The small mottled willow moth is a pest for many common crops. Credit: Visuals Unlimited/NPL

It is not unusual for insect pests to feast on each other as well as on their staple veg, but it's now been shown that tomato plants can team up to directly push caterpillars into cannibalism.

“This is a new ecological mechanism of induced resistance that effectively changes the behaviour of the insects,” says Richard Karban, who studies interactions between herbivores and their host plants at the University of California at Davis and was not involved in the study.

Herbivorous pests often turn on each other when their food is of poor quality or it runs out. And some plants are known to affect the behaviour of their pests by making them more predatory towards other species. But until now it was unclear whether plants could directly cause caterpillar cannibalism.

Integrative biologist John Orrock and his colleagues at the University of Wisconsin in Madison triggered a defensive reaction in tomato plants (Solanum lycopersicum) by exposing them to various amounts of methyl jasmonate (MeJA). This is an airborne chemical that plants release to alert each other to danger from pests. When cued with MeJA, tomato plants respond by producing toxins that make them less nutritious to insects.

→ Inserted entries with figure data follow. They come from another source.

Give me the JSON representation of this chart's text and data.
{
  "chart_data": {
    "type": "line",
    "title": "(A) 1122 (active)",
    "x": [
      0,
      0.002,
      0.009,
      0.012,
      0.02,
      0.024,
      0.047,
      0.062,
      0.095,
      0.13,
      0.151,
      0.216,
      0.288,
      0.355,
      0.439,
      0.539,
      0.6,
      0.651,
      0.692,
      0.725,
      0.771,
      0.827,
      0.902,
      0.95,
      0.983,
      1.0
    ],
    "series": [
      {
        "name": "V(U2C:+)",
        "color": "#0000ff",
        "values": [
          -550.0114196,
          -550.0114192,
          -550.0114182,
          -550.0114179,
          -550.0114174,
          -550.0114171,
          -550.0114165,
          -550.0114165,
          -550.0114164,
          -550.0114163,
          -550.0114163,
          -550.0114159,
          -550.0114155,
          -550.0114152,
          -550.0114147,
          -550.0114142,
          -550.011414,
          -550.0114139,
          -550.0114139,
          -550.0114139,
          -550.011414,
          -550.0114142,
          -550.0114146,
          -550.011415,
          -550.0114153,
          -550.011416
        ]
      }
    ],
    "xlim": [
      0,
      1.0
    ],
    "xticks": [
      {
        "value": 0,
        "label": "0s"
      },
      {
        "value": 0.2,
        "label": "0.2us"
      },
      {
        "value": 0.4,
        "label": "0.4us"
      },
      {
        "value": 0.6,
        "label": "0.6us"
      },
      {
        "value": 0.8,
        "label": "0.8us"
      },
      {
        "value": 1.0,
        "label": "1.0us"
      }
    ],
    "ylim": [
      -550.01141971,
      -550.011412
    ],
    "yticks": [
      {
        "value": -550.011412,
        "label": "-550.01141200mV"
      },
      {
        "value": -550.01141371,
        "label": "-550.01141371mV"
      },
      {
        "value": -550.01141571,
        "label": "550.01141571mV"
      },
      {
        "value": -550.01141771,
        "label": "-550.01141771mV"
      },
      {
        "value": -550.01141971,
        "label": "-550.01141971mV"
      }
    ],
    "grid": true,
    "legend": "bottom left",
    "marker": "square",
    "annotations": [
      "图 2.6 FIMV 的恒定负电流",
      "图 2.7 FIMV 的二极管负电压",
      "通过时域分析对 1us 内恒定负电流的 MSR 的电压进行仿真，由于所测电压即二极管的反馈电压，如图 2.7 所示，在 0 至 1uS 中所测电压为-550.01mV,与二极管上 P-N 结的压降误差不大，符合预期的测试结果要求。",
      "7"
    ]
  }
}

The researchers then allowed caterpillars of a common pest, the small mottled willow moth (Spodoptera exigua), to attack the crop. Eight days later, they observed that plants more strongly cued with MeJA had lost less biomass compared with control plants or with ones that had received a weaker induction. This showed that the reaction was somehow effective at protecting the plants.

Cannibalism trigger

Next, the team wanted to test whether the plants’ response was triggering cannibalistic behaviour in the caterpillars. So they cued tomato plants with MeJA and then fed leaves from cued plants and non-cued control plants to single caterpillars in containers that also contained a set number of dead caterpillars. Two days later, the team observed that caterpillars fed with leaves from the treated plants had turned onto the dead larvae earlier, and had eaten more of them, than those fed with leaves from control plants. The results are published in Nature Ecology & Evolution1.

The caterpillars will always eat each other eventually, but the difference in timing is critical, says Orrock, “if plants can induce pests to eat each other earlier, there will be more of the plant left untouched”. However, he also cautions that the cost to the plant of activating its defences is very high. “It is very possible that the plants will strike a balance and decide if the attack is serious enough to activate the defences.”

Anurag Agrawal, who studies plant–animal interactions at Cornell University in Ithaca, New York, says that the study suggests that farmers could foster cannibalism as a pest-management strategy. “Nonetheless, under some field conditions, cannibals may be more fit than non-cannibals. So this is something to watch out for,” he added, “We don’t want to be encouraging super-pests”.